Now it's my turn not to be clear! I was talking about the diagram you drew. There is potentially some confusion about whether there is a single line at the base of the box in the middle of the top row (and this single line has a vertical line coming up to hit it at its halfway mark) or whether the vertical line does cut this horizontal line into two separate sections. I assume, because you mentioned 15 sections, that you mean the former. When I drew it out, though, the diagram looked a bit weird when I acted on that assumption. Hence my question!
If the 15 sections part is correct, then it can be solved (with a single meandering line) and you can do it most easily by starting in one of the boxes in the bottom row.

I hope this helps.
5. 30 Oct '07 02:27
Originally posted by Diapason
Now it's my turn not to be clear! I was talking about the diagram you drew. There is potentially some confusion about whether there is a single line at the base of the box in the middle of the top row (and this single line has a vertical line coming up to hit it at its halfway mark) or whether the vertical line does cut this horizontal line into two separ ...[text shortened]... can do it most easily by starting in one of the boxes in the bottom row.

I hope this helps.
Two seperate segments. Thus a total of 16 segments.

Sorry for the delay,
Drew
6. 30 Oct '07 02:54
Originally posted by Drew L
Two seperate segments. Thus a total of 16 segments.
In that case it is impossible!
Euler famously solve a problem related to this in Konigsburg.
7. 30 Oct '07 03:34
Originally posted by Diapason
In that case it is impossible!
Euler famously solve a problem related to this in Konigsburg.
That's what I thought. Thanks for your time!
8. 05 Nov '07 01:391 edit
I managed to draw a line through each segment (assuming you mean line). However, i can't start and finish in the same place (as is the more popular form of this riddle).

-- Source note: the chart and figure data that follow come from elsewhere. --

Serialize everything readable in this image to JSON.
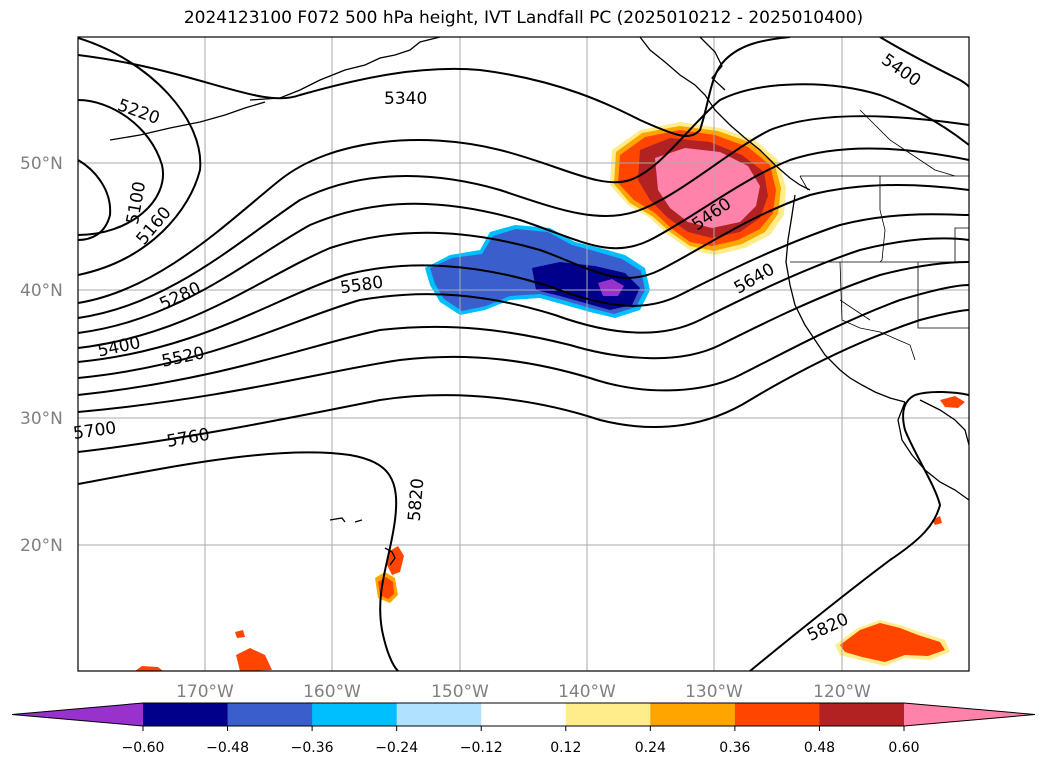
{
  "title": "2024123100 F072 500 hPa height, IVT Landfall PC (2025010212 - 2025010400)",
  "gridlines": {
    "lat": [
      "50°N",
      "40°N",
      "30°N",
      "20°N"
    ],
    "lon": [
      "170°W",
      "160°W",
      "150°W",
      "140°W",
      "130°W",
      "120°W"
    ]
  },
  "contour_labels": [
    "5220",
    "5340",
    "5400",
    "5100",
    "5160",
    "5280",
    "5580",
    "5460",
    "5640",
    "5400",
    "5520",
    "5700",
    "5760",
    "5820",
    "5820"
  ],
  "colorbar": {
    "ticks": [
      "−0.60",
      "−0.48",
      "−0.36",
      "−0.24",
      "−0.12",
      "0.12",
      "0.24",
      "0.36",
      "0.48",
      "0.60"
    ],
    "colors": [
      "#9932cc",
      "#00008b",
      "#3a5fcd",
      "#00bfff",
      "#b0e2ff",
      "#ffffff",
      "#ffec8b",
      "#ffa500",
      "#ff4500",
      "#b22222",
      "#ff82ab"
    ]
  }
}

EDIT: Wait, no I skipped one.
lol
9. 05 Nov '07 02:25
Originally posted by Drew L
Two seperate segments. Thus a total of 16 segments.

Sorry for the delay,
Drew
Your original post indicates 15 segments... are you sure that you didn't mean 15, which is easily possible and provable using net-theory.
10. genius
Wayward Soul
05 Nov '07 13:04
Originally posted by Gastel
Your original post indicates 15 segments... are you sure that you didn't mean 15, which is easily possible and provable using net-theory.
My understanding of the problem is,
"draw the diagram exactly without taking your pencil from the paper, and without drawing the same line twice".

If so, it isn't possible - there are 8 "vertexes" which have three lines attached to them. If you enter a vertex you must also exit it (apart from the first and last vertexes*) which implies that the number of lines attached to every vertex must be even. If they are odd then there is a line that enters but cannot exit.

*the first one has even weight+1, as an edge exits from it. the last has even weight+1, as an edge enters it. If you required the first and last vertexes to be the same vertex (draw the diagram starting and finishing at the same point) then all the weights must be even-every vertex must have an odd number of lines connected to it.